Dread Nation by Justina Ireland. ★★★★1/2
At the battle of Gettysburg, the dead began to walk, changing history forever. Jane McKeene was born only a few days after that historic event, and she has never known a world where humanity isn’t threatened by the ravenous hunger of their own dead. Under the Native and Negro Reeducation Act, Jane and other black children are required to go to combat schools and then enter patrols to fight the dead. Jane attends the prestigious Miss Preston’s School of Combat in Baltimore, and upon graduation, she is expected to go into service to a wealthy white woman, becoming her personal protector. Jane isn’t much interested in becoming a companion. Instead, she wants to return to the Kentucky plantation of her birth, where she hopes her mother is still alive. But Jane’s plans are derailed by a massive conspiracy, one that will see her struggling to survive in both the undead and some all too human threats.
From the start, Dread Nation presents a compelling and gripping narrative. I may or may not have stayed up until 2 AM reading it. Okay, I totally did. It’s just so good! The pacing is fast, and there’s plenty of action. It’s so easy to promise yourself, “just one more chapter…” until you’ve finished the entire book.
Jane is a wonderful protagonist, and I adored her narrative voice. She’s smart and strong willed, entirely capable. She’s also got just a touch of sarcasm to her, but not enough to get the point where it’s overwhelming or annoying. Oh, and the narrative briefly mentions that she’s bi, and there’s an ace supporting character! I’m so, so happy about this.
“See, the problem in this world ain’t sinners, or even the dead. It is men who will step on anyone who stands in the way of their pursuit of power.”
When trying to convince my friends to read Dread Nation, I’ve been giving the elevator pitch of, “Black girl fights both zombies and racism. Which is worse? Spoiler alert, it’s probably the racism.” Dread Nation obviously deals a whole lot with race and racism. Only black children are trained to fight the zombies, and they’re expected to protect white families. In fact, white people begin coming up with racist pseudo-science to explain why this should be. I’ve read other historical zombie stories where the divisions between people fall away in the face of the undead. Dread Nation takes a different view — in times of trouble, bigotry only increases.

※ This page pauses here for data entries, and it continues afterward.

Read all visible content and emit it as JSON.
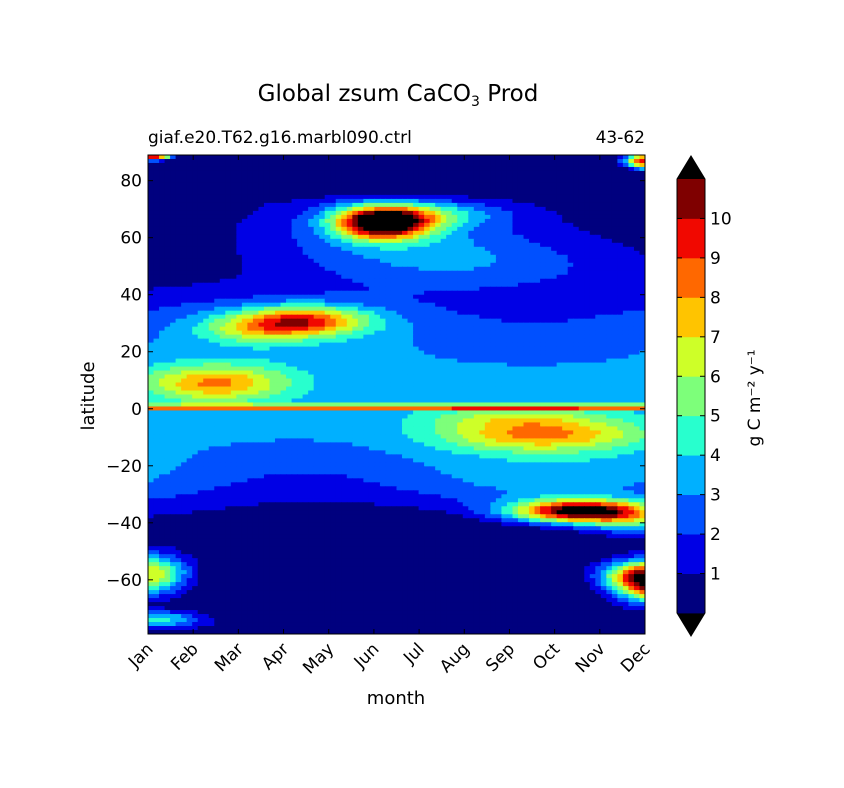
{
  "chart_data": {
    "type": "heatmap",
    "title_main": "Global zsum CaCO",
    "title_sub": "3",
    "title_tail": " Prod",
    "subtitle_left": "giaf.e20.T62.g16.marbl090.ctrl",
    "subtitle_right": "43-62",
    "xlabel": "month",
    "ylabel": "latitude",
    "x_categories": [
      "Jan",
      "Feb",
      "Mar",
      "Apr",
      "May",
      "Jun",
      "Jul",
      "Aug",
      "Sep",
      "Oct",
      "Nov",
      "Dec"
    ],
    "y_ticks": [
      80,
      60,
      40,
      20,
      0,
      -20,
      -40,
      -60
    ],
    "y_tick_labels": [
      "80",
      "60",
      "40",
      "20",
      "0",
      "−20",
      "−40",
      "−60"
    ],
    "ylim": [
      -79,
      89
    ],
    "colorbar": {
      "label": "g C m⁻² y⁻¹",
      "levels": [
        0,
        1,
        2,
        3,
        4,
        5,
        6,
        7,
        8,
        9,
        10,
        11
      ],
      "tick_labels": [
        "1",
        "2",
        "3",
        "4",
        "5",
        "6",
        "7",
        "8",
        "9",
        "10"
      ],
      "colors": [
        "#00007f",
        "#0000e5",
        "#0050ff",
        "#00b0ff",
        "#28ffce",
        "#7dff7a",
        "#ceff28",
        "#ffc400",
        "#ff6800",
        "#f10800",
        "#7f0000"
      ],
      "under_color": "#000000",
      "over_color": "#000000",
      "extend": "both"
    },
    "features": [
      {
        "description": "North Atlantic spring bloom max",
        "month": 5.2,
        "lat": 65,
        "peak": 12
      },
      {
        "description": "subtropical north band",
        "month": 3.5,
        "lat": 31,
        "peak": 9.5
      },
      {
        "description": "northern tropics",
        "month": 1.7,
        "lat": 9,
        "peak": 8.5
      },
      {
        "description": "equatorial max line",
        "month": 6,
        "lat": 0.5,
        "peak": 11
      },
      {
        "description": "southern tropics",
        "month": 8.7,
        "lat": -9,
        "peak": 9.5
      },
      {
        "description": "southern subtropics bloom",
        "month": 9.7,
        "lat": -36,
        "peak": 12
      },
      {
        "description": "southern ocean bloom",
        "month": 11.5,
        "lat": -62,
        "peak": 12
      }
    ]
  }
}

One of the things I love about Dread Nation is how the most important relationship is between two female characters, Jane and Katherine. Katherine is a white-passing girl at Miss Preston’s school, and she and Jane are initially at odds. During the course of the story, events throw them together. Their alliance is uneasy to begin with, but by the end they are fast friends. I can’t tell you how much I loved their relationship arc! It’s also particularly wonderful to see a YA novel that prizes friendship over romance. While there’s definite hints of potential romances for Jane, it’s mostly left as something for the sequels to explore.
Each chapter begins with an excerpt, either from a letter from Jane to her mother or vice versa. I really liked this decision. Jane’s past and her relationship with her mother is a huge driving force. We get flashbacks to it throughout the book, but the excerpts from letters really help to strengthen the reader’s belief in their relationship.
It is worth mentioning that some Native American readers have critiqued the Native representation in Dread Nation. See Debbie Reese’s comments on the American Indians in Children’s Literature website, for instance.
Overall, my experience reading Dread Nation was wonderful. I’m sure this will be one of my favorite books of the year, and I can’t wait for book two!